1. Some results vary greatly between individuals, so may be supplied with restricted reference ranges, such as mean plus 1 standard deviation for serum insulin - only 68% of the reference population.

2. This is the average +/- two standard deviations, in a Gaussian distribution (the classical bell-shaped curve, with most items near the average, progresively fewer the further away from it in either direction.)

3. In the MJA Oct 26th p 737 1968, Dr. J. Grimley Evans mb mrcp wrote an article "The Normal Range: Background, Uses and Limitations".
He wrote

"How many clinical laboratories as a routine print their standard error of the method on their report forms? How many clinicains would know what it meant if they did?"
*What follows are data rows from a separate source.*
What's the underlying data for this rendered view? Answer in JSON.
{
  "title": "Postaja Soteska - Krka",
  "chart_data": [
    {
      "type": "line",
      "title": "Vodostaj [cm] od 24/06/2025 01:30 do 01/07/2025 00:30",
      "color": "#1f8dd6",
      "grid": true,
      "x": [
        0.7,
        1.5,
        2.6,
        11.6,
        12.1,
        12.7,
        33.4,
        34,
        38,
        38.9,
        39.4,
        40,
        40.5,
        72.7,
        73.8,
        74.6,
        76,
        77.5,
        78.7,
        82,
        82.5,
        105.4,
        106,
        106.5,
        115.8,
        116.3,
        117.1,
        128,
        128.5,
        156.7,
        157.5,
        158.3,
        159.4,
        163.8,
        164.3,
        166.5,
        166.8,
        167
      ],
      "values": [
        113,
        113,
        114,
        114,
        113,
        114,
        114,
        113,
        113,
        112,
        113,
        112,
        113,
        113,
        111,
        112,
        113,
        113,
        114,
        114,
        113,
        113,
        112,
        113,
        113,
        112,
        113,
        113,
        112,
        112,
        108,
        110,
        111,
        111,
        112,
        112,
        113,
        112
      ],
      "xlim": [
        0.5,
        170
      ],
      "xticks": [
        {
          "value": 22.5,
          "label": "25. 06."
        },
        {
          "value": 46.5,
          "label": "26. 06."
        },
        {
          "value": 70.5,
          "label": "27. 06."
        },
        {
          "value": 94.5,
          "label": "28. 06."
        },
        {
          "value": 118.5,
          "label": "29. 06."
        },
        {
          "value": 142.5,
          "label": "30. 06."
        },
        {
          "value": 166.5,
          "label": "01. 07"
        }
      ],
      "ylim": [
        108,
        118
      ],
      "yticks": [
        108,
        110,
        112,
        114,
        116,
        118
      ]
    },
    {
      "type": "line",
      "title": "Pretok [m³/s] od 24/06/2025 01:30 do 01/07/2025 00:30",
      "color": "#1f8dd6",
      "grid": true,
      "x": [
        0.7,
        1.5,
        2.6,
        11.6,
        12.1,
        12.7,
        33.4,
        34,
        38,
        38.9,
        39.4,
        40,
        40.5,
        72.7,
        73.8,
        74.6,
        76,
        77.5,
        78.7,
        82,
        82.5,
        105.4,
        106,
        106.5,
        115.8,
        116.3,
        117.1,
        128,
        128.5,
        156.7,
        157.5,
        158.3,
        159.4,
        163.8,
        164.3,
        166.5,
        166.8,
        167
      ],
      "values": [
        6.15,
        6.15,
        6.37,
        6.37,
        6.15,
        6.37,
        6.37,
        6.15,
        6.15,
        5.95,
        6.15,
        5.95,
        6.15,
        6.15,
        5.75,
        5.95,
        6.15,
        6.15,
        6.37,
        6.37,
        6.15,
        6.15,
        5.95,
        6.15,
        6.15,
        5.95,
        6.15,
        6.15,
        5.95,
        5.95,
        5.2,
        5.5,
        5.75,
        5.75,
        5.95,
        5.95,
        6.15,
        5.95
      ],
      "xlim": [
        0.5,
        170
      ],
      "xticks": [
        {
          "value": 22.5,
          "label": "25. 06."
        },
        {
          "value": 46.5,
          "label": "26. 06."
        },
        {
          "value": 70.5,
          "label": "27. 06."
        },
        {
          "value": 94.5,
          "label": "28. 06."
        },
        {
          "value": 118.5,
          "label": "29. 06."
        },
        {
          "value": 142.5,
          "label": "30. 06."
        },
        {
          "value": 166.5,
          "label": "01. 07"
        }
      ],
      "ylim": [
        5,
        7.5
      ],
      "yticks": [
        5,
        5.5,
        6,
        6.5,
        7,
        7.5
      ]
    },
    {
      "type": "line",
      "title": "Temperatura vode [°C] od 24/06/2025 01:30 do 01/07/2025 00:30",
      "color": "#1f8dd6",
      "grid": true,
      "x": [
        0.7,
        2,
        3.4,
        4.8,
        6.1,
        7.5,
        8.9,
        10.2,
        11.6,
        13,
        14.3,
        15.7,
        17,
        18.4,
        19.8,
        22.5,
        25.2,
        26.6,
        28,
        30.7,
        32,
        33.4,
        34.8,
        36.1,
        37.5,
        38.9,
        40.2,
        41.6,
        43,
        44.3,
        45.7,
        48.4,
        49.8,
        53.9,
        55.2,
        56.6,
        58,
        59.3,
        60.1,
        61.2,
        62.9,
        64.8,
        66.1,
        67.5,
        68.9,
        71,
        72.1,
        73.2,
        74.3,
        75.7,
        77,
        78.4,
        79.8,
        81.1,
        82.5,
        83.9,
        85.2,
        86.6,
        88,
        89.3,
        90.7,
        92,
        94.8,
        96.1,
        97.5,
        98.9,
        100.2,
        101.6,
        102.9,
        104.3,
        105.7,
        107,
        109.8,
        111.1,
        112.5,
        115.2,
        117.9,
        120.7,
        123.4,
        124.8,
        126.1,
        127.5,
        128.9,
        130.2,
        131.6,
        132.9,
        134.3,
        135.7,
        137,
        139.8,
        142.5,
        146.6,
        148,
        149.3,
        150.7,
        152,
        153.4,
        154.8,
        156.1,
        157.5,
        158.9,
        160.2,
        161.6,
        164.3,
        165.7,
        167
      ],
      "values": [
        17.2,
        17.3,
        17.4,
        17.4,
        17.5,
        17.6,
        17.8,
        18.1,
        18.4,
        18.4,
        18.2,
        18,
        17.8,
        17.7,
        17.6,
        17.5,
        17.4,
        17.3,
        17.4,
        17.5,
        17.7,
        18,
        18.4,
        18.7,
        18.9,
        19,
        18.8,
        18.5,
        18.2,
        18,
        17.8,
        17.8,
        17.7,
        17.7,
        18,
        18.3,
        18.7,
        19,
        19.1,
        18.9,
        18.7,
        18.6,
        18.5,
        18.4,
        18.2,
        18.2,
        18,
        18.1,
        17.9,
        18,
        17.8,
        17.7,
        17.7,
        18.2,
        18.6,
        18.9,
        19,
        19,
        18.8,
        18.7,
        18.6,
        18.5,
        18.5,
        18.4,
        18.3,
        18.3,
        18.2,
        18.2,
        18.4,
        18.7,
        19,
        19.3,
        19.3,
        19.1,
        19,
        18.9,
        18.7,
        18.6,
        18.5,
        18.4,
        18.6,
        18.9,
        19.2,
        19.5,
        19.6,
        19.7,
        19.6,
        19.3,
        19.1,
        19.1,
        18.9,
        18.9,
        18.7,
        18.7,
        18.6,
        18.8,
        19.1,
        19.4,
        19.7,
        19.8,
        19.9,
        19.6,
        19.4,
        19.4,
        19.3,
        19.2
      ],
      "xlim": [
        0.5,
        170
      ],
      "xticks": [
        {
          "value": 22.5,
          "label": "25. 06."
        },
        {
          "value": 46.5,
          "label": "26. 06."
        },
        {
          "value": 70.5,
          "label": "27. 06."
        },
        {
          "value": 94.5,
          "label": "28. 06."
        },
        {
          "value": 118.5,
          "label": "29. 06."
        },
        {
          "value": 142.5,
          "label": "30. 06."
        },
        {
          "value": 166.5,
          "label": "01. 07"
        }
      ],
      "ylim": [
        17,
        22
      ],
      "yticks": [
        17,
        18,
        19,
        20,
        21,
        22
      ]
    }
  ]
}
They didn't and wouldn't. This still is true today, 50 years later. At least they call it a reference range now.
He continued...

"Traditionally, the method of presentation (of the population data used to give a reference range) is to pretend that the distribution of the variable has a particular form (which it never has)- the so-called "normal" or Gaussian curve. The "normal range" is then expressed as the mean plus or minus two standard deviations, so that, in theory, only 2.5% of the population will have values above the range, and 2.5% below. It would be more accurate and more useful to express the results in percentiles, as described by Herrera (1958), on a cumulative distribution graph, which requires no assumptions about the underlying distribution."

This would be wonderful. People wouldn't have the magic upper and lower figures to misinterpret, and would be forced to think about where in the "range" this result sits.